The money, instead, is being spent to plug state budget deficits.
"It tells me the governor and the appropriations committee are putting other items ahead of saving these young and tender lives," said Alan Brown, a Cartersville resident who worked to get the law named after his16-year-old son, Joshua, passed after the teen died in a wreck in 2003. "It's really disheartening."
Senate Majority Leader Chip Rogers said he wants to make the issue a priority in the legislative session in January. He said lawmakers tend to view specially collected fees like the one in Joshua's Law as another revenue source for the state's cash-strapped programs rather than money that should be set aside for its intended purpose.
"It's frustrating," he said. "We've got to find a way that every dollar is spent helping kids learn how to drive."
The audit found that overall, the number of driver's education programs are up slightly across the state since 2008 — from 280 to about 300. But the programs are still only in 147 out of more than 400 high schools across the state.
And 52 counties out of 159 don't even have a program, which means students either have to travel to another county or take an online class.
Joshua's Law requires 16-year-olds to pass a driver's education course to get a license and adds a 5 percent surcharge on traffic tickets and other violations to pay for the classes.
Driver's Education Commission spokeswoman Susan Sports said the agency has spent all of the money it has gotten on teen driver safety but has no control over how much lawmakers dole out. She declined further comment.
Gov. Nathan Deal's spokesman Brian Robinson said the governor's office will review the audit and take its findings into consideration but, ultimately, lawmakers decide how the state's money is spent. He said the state has had to "perform triage" and cut billions from spending because of lagging tax revenues.
"I think all Georgians would agree that it's not ideal to divert money intended for one purpose, but we do think they would agree that in difficult times, with difficult decisions facing us, we have to fund our top priorities first," Robinson said. "This is a situation we inherited."
House Speaker John Ralston, who sponsored the bill that created Joshua's Law six years ago, said that driver's education in Georgia has benefited from the law.
"Without its passage, it is unlikely that driver's education would have received the level of financial support from the state that it has in recent years, especially as state revenues weakened through the economic downturn," he said in a prepared statement.

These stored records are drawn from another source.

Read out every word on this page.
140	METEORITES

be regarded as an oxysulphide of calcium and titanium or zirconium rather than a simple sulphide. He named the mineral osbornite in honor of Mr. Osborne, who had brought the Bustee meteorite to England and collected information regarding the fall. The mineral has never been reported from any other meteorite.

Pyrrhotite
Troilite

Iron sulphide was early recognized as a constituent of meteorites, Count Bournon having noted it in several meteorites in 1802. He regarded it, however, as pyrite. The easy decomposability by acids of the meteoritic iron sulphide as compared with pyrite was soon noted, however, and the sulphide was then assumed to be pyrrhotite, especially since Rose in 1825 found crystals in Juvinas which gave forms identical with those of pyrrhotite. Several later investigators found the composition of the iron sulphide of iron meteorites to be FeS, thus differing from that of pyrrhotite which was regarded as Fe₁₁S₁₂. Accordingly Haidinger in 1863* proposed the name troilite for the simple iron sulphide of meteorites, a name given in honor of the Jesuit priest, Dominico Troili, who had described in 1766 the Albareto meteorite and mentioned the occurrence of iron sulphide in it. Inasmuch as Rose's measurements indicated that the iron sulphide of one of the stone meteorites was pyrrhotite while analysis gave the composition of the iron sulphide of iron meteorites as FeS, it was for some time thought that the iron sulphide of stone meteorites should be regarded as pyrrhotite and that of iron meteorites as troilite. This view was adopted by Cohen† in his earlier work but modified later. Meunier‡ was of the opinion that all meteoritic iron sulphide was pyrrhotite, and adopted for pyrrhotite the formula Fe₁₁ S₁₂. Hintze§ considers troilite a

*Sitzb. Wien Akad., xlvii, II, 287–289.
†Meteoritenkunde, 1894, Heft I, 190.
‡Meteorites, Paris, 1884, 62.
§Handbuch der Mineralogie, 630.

Brown said he's asking state lawmakers to consider a constitutional amendment that would address the problem and require that the money go to driver's education. He said he believes the law is working — teen fatalities from wrecks in Georgia have been cut in half since the it was enacted — but more money would mean better curriculum and equipment to help teach teens safe driving skills.
Had all the money that was raised been spent on driver's education, every high school would have a program by now, Brown said.
"It's very frustrating, especially when I see the results," he said. "I know it's working."